Reportedly, Jack Thompson once said to Australian film critic David Stratton in Autumn 1976 that this film's two-hour second longer cut (the first ran 2½ hours) was emotionally shattering and was one of the finest if not the finest of achievements of the Australian cinema.
Reportedly, director Ken Hannam's salary on this film was $6,000 (Australian) and was without residuals.
A number of film writers and critics have likened this film about Australian male mateship to the work of Howard Hawks who specialized in making movies of macho masculine culture such as men-dominated war films and westerns.
This film's cast is male-dominated and it's story centers around Australian men shearers in 1950s Australia. This movie only features two women characters, Lisa Peers as Sheila Dawson and Phyllis Ophel as Ivy, a barmaid.
The shearing stalls featured in this film, shot in the shearing shed at Carriewerloo Station in the Flinders Ranges of South Australia, have been commented as being rather unique. The shearing barn featured about twenty stalls whereas in reality such typical shearing houses (at least of this 1950s period) actually featured only about six to eight shearing stalls.
Jack Thompson received top / first billing, Reg Lye received second billing, Max Cullen received third billing.
The post-production problems associated with this film are notorious and legendary within the Australian Film Industry. Such a marred and controversial process actually resulted in the creation of one of the classics of the Australian Cinema, winning four Australian Film Industry awards including Best Film, garnering international acclaim, and is historically considered as launching the modern wave of Australian Cinema onto the world platform.
The post-production controversy allegedly arose around the editing of the film due to unworkable sub-plots, a slow pace, miscasting and poor performances in a couple of roles, extensive length and some technical faults. There were allegedly extensive creative differences at different times between the filmmakers.
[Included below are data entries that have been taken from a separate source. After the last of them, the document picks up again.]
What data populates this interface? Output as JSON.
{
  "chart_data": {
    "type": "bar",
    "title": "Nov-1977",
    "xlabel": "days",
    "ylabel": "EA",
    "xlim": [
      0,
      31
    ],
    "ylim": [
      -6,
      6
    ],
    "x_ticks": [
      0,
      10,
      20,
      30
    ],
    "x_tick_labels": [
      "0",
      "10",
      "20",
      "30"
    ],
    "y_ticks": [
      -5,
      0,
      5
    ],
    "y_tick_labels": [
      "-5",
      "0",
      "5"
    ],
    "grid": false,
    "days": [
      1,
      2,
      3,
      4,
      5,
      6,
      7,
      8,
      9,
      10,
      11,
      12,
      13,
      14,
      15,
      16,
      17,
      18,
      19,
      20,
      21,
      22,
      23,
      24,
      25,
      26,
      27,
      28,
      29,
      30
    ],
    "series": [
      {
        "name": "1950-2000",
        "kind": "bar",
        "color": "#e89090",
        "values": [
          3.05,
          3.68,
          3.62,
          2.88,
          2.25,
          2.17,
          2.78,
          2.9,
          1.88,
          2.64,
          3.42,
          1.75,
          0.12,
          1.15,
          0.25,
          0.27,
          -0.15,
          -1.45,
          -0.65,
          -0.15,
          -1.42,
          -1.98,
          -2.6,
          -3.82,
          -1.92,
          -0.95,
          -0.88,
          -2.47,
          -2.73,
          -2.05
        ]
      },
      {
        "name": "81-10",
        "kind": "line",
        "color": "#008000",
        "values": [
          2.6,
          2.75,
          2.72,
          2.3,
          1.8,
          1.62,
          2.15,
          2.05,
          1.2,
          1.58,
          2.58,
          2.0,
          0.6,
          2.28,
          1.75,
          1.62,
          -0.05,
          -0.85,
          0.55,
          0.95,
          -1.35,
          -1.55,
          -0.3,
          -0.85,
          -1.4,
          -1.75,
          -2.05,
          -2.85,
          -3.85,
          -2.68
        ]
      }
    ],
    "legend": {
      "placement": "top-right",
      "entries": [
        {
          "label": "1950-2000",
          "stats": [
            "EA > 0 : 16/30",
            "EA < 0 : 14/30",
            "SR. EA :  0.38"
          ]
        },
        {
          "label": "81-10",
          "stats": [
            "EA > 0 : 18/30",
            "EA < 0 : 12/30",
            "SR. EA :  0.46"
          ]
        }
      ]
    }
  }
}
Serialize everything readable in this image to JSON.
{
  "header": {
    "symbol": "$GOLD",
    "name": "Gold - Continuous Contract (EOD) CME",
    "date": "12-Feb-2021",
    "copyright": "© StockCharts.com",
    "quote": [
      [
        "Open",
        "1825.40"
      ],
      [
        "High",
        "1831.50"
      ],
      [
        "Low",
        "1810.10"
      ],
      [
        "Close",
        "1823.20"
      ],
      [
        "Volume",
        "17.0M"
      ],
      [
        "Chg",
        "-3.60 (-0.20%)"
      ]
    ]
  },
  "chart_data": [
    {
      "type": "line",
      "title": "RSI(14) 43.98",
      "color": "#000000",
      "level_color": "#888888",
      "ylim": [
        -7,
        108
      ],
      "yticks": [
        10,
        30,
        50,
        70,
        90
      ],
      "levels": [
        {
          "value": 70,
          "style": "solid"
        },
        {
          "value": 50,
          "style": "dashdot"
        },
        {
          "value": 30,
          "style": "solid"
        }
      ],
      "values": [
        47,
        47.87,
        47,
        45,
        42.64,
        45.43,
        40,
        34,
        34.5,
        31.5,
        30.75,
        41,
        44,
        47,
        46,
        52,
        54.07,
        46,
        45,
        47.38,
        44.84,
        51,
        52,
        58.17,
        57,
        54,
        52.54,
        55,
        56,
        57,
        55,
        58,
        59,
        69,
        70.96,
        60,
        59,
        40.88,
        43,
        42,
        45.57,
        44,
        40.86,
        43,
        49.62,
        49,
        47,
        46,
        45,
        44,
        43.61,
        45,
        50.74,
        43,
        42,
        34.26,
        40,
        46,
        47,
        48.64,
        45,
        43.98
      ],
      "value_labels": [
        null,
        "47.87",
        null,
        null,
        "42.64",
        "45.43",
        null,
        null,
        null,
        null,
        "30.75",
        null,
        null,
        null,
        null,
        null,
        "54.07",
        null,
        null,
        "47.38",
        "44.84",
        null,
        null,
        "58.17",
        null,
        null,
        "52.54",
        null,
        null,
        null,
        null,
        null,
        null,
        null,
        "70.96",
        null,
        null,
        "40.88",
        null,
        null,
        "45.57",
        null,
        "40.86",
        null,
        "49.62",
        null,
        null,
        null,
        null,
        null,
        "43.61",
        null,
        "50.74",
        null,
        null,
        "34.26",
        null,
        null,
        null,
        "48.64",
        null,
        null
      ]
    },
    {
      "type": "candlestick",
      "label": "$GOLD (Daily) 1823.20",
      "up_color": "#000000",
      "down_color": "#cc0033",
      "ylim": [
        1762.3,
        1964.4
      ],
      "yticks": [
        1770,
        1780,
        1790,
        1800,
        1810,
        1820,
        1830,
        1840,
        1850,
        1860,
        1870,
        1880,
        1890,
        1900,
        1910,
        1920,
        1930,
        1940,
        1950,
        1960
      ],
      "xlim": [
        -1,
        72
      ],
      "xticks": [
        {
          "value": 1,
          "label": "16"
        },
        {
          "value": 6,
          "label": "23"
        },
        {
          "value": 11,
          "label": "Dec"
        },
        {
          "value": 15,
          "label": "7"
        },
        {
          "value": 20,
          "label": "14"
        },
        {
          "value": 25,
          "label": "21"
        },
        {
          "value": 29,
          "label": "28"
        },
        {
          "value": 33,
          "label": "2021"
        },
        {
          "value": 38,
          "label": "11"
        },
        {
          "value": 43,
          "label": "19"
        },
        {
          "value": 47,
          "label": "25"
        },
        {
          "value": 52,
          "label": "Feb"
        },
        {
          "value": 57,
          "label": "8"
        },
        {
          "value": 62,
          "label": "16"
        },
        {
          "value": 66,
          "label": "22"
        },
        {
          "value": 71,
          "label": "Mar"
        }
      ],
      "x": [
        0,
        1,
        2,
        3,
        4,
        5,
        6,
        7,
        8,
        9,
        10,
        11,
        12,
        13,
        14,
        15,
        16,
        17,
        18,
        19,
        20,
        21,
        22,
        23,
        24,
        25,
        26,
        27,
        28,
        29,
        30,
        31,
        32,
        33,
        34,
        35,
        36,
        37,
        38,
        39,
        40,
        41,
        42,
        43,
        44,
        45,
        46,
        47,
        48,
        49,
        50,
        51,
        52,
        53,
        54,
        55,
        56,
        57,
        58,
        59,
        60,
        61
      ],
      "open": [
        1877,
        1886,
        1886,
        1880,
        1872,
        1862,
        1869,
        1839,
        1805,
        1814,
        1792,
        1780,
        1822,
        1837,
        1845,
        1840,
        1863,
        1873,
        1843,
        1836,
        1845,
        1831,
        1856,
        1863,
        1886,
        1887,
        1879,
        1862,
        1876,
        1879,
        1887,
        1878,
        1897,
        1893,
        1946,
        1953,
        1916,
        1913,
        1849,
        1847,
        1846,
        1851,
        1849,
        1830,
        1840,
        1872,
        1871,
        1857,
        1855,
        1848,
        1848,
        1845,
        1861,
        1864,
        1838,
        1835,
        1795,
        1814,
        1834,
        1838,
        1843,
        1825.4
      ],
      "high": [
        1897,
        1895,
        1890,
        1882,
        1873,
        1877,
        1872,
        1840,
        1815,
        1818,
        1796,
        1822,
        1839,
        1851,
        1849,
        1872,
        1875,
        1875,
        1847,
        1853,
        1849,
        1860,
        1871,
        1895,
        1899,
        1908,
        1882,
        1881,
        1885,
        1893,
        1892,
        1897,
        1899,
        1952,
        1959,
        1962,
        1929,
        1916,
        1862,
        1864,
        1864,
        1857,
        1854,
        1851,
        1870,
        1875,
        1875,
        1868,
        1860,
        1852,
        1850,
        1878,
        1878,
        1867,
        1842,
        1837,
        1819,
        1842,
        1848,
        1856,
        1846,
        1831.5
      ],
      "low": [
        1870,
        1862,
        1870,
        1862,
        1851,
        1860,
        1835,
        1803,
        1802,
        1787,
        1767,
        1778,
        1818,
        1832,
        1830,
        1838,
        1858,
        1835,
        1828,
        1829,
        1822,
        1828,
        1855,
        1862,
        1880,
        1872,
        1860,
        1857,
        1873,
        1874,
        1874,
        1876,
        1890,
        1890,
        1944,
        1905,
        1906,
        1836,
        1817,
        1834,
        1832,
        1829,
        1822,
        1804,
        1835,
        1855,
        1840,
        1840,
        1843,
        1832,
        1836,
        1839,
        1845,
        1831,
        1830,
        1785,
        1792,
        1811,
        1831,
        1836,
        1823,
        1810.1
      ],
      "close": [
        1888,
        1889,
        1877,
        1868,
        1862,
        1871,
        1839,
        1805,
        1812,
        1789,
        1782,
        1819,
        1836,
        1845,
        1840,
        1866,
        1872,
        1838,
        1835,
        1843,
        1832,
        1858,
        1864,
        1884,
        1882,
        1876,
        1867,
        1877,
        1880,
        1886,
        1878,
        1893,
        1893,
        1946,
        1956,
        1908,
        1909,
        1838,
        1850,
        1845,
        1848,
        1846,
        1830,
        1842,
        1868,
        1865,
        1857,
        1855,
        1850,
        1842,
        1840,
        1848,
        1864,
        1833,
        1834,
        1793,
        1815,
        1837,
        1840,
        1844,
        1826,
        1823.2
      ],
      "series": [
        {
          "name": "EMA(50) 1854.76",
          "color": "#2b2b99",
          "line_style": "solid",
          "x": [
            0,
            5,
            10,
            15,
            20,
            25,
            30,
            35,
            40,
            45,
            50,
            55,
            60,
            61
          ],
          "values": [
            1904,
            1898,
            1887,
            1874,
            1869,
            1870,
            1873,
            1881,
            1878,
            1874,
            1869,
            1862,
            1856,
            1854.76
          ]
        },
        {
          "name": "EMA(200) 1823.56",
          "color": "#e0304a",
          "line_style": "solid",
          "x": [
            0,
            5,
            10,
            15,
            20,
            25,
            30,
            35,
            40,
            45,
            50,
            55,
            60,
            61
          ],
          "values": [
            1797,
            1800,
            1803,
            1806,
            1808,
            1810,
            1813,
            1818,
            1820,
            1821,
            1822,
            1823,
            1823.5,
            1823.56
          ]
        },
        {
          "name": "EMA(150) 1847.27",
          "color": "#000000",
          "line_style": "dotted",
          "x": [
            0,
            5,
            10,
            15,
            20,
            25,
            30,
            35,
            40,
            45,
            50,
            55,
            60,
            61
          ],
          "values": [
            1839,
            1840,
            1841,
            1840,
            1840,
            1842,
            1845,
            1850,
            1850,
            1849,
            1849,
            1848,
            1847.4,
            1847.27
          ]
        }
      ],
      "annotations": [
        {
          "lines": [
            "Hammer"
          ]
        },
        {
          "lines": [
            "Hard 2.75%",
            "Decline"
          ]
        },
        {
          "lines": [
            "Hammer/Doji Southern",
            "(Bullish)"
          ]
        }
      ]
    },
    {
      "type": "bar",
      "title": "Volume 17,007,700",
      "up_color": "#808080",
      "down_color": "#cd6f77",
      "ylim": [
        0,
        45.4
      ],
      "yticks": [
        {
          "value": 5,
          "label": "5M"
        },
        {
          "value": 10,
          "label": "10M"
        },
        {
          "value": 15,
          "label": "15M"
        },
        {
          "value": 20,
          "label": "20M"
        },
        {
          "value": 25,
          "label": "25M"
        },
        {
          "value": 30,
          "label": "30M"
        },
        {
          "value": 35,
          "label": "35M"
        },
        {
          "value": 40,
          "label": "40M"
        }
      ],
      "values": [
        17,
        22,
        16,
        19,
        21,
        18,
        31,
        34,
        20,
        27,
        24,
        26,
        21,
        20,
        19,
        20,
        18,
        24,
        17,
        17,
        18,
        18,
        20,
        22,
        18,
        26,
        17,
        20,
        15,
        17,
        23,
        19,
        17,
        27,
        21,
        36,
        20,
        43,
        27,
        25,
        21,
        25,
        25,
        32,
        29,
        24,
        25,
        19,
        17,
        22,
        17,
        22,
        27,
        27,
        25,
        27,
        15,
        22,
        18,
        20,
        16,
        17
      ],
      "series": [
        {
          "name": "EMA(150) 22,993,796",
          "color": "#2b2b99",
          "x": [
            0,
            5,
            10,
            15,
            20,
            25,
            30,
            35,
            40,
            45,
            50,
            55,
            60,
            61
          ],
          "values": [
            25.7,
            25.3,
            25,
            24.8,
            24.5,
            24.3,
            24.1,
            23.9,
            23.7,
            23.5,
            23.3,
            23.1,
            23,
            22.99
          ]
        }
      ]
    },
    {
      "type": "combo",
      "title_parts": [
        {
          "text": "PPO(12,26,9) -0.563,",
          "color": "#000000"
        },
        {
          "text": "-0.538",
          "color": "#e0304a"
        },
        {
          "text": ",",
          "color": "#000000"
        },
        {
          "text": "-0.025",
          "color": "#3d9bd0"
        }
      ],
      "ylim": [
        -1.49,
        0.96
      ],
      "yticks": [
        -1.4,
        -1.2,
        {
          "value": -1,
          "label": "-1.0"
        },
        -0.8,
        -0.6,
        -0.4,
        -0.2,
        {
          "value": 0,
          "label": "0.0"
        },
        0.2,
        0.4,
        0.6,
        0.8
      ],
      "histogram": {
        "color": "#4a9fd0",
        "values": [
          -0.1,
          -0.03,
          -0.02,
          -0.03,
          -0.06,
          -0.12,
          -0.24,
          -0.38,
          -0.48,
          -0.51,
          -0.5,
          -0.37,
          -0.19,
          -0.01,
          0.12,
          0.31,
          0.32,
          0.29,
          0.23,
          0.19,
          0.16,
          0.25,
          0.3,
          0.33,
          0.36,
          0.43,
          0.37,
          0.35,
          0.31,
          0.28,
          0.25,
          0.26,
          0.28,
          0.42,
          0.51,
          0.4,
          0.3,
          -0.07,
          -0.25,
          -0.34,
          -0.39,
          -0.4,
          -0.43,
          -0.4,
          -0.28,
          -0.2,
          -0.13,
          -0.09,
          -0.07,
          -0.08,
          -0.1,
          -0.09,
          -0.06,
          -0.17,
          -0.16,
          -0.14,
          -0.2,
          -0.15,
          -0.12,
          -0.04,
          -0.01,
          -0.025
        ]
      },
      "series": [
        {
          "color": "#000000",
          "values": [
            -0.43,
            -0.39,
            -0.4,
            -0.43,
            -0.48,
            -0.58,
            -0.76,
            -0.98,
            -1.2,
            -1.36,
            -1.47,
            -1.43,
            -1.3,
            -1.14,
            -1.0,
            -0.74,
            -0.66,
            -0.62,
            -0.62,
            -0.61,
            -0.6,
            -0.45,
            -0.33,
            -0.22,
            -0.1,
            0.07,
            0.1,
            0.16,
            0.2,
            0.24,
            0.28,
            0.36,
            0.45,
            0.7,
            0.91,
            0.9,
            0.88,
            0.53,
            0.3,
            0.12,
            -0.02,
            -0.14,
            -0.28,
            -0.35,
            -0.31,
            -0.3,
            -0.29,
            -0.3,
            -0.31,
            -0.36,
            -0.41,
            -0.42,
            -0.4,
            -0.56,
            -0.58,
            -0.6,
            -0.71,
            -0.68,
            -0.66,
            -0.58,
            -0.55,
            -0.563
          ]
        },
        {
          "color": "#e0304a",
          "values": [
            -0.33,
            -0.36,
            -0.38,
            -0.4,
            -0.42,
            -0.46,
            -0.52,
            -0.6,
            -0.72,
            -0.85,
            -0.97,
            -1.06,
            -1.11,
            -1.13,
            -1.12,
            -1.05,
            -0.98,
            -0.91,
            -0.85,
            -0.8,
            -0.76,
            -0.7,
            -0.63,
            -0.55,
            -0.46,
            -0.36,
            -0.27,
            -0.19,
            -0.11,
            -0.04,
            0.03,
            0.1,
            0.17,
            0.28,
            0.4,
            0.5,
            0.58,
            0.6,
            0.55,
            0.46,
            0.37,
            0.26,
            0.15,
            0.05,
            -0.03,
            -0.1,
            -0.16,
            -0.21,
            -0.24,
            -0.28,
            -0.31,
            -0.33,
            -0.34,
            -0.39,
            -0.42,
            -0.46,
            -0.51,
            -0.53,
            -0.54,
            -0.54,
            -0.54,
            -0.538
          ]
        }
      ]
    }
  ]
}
According to The Last New Wave (1980) by David Stratton (page 103), in a conversation between actor Jack Thompson and film critic David Stratton in the autumn of 1976, Thompson stated that in its longer version, this film was "emotionally shattering" and "one of the finest achievements of the Australian cinema, if not the finest."
A two-and-a-half (approximately 150 minute) version of "Sunday Too Far Away" existed before it's Sydney Film Festival Premiere cut of about two hours. The Final Cut runs just over an hour and a half (94 mins). Apparently, this original cut no longer exists.
All the male cast members had to have their heads shaven to the short-back-and-sides hair look of the 1950s so effectively, like the sheep in "Sunday too Far Away", the shearers also got shorn .
This picture, according to screening notes for the 2018 Adelaide Film Festival, "was the feature that launched the South Australian Film Corporation, confirming the genius of Gil Brealey, Matt Carroll and Ken Hannam, and brought Australian cinema back to Cannes for the first time since 1965."
In summary form, the film's achievements were reflected by the following accolades, according to the South Australian Film Corporation's 'Showcase'. The picture was the "winner of [the] Australian Film Institute Award for Best Film, Best Actor and Best Supporting Actor and was "selected for [the] Cannes Film Festival Director's Fortnight."
Debut theatrical feature film lensed by Australian cinematographer / director of photography (D.O.P) Geoff Burton.
This movie's original script title was 'Shearers'.
Torrential rain and flooding produced serious problems during the filming of this movie which was set in hot, dry and barren conditions. At least at one stage, it rained constantly for two weeks.
A title card at the start of this film sets the time and place as "Australia 1955".
The film's closing epilogue states: "The Strike lasted nine months. The Shearers won. It wasn't the money so much. It was the bloody insult".